Le plus commun, le plus voyant et le plus bruyant de nos écureuils indigènes est le petit roux Tamiasciurus hudsonicus […] C’est la « sentinelle de la taïga » pour reprendre le surnom que Wiliam O. Pruit jr. lui donne dans son petit livre intitulé Les Animaux du Nord que j’ai chéri longtemps.

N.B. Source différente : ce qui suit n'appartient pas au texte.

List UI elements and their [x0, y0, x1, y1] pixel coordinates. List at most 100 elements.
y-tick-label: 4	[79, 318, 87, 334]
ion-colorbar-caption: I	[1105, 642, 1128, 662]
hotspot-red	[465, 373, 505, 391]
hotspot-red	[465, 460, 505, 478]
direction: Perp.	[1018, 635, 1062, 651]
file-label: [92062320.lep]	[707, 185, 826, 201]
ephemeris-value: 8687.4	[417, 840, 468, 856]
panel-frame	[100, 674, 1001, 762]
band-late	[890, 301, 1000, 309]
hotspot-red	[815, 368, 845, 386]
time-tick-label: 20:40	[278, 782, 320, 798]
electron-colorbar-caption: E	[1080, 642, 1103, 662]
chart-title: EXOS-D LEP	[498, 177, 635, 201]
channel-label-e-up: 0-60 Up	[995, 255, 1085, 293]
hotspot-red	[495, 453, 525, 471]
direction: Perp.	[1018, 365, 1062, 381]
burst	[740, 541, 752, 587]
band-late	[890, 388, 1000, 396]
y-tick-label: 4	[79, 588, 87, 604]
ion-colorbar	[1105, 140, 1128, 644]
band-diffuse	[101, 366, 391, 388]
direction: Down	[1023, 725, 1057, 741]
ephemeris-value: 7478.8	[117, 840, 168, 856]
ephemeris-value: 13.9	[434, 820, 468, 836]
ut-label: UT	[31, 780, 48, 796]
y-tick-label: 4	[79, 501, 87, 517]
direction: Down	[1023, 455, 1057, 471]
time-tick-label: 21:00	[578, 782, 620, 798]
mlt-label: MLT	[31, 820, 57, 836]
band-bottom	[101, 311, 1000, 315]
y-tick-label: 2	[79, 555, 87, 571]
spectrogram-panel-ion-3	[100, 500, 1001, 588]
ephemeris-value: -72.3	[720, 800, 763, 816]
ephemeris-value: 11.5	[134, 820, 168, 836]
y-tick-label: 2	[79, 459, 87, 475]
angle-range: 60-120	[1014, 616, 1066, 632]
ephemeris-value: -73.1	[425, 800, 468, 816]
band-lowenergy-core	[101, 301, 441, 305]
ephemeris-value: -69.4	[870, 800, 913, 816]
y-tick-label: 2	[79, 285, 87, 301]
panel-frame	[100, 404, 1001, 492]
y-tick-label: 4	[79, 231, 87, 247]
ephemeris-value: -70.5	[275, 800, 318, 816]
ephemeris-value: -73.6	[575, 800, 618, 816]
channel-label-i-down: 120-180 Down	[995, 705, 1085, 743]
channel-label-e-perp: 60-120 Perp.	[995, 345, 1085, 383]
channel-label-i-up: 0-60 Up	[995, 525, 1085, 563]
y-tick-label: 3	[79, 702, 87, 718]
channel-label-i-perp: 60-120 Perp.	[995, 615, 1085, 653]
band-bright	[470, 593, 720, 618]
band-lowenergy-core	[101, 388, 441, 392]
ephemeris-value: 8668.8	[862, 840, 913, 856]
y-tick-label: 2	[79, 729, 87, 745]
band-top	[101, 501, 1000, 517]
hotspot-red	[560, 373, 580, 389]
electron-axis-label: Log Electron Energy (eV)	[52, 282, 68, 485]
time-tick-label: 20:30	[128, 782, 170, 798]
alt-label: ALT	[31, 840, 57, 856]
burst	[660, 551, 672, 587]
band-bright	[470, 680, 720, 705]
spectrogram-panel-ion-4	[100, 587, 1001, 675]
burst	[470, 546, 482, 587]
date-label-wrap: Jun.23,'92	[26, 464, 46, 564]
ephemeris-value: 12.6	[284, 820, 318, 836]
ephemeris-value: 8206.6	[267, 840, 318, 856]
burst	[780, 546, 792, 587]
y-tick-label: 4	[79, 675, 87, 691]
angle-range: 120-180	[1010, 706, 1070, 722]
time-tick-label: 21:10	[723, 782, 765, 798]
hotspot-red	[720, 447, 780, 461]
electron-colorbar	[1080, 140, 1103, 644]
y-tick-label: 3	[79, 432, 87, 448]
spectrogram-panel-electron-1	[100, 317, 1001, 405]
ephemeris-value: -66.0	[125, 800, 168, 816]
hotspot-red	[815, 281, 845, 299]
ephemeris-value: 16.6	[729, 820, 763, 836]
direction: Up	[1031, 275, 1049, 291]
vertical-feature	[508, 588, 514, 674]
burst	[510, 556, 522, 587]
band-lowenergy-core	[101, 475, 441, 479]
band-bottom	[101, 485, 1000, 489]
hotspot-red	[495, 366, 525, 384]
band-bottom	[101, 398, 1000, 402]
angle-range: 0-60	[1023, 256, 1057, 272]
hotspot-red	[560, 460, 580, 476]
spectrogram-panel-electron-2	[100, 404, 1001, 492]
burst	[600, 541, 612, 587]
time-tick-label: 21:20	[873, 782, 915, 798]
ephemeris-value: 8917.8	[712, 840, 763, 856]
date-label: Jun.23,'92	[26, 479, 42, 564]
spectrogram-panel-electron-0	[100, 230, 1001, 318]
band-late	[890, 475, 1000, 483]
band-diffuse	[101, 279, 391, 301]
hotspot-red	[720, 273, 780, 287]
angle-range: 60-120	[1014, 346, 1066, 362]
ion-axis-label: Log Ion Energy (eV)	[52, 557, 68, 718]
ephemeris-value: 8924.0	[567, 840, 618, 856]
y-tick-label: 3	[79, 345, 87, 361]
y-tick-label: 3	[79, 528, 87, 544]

Il laisse partout des signes de sa présence : des cônes de bractées de pin ou d’épicéa fraîchement éparpillés sur la surface de la neige, des trognons de cônes rejetés sur un bûche, où les tunnels pénètrent à la base d’une souche de vieux pin. De nouvelles traces apparaissent après quasi toutes les nouvelles chutes de neige, et celui qui les aura laissées sera vraisemblablement juché sur une branche juste à côté d’un tronc au-dessus de votre tête. […]
Les écureuils roux américains sont des actifs acharnés tout l’hiver. Ils ne semblent pas hiberner. Pourtant, en cas de périodes de froid extrême, les bois sont silencieux et ils se terrent plusieurs jours d’affilée dans leurs terriers souterrains sous une souche ou sous des racines d’arbre.
Une fois sous terre, ils se trouvent presque entièrement protégés du froid. Une partie d’entre eux, particulièrement vers l’ouest, réalisent de grandes caches à nourriture pour les cônes à graines, ce qui vraisemblablement leur permet de rester actifs. […]
Pour combattre le froid, leur stratégie est d’entreposer de la nourriture s’ils en ont la possibilité, de trouver des aliments de substitution si nécessaire, et de rechercher un abri, d’autant que leur manteau de fourrure isolant gagne en épaisseur, se teintant d’une couleur rouille intense. […]
Bernd Heinrich, Survivre à l’hiver, L’ingéniosité animale, traduit de l’anglais par Bertrand Fillaudeau, Paris, Éditions Corti, 2018, p. 107s. Collection Biophilia.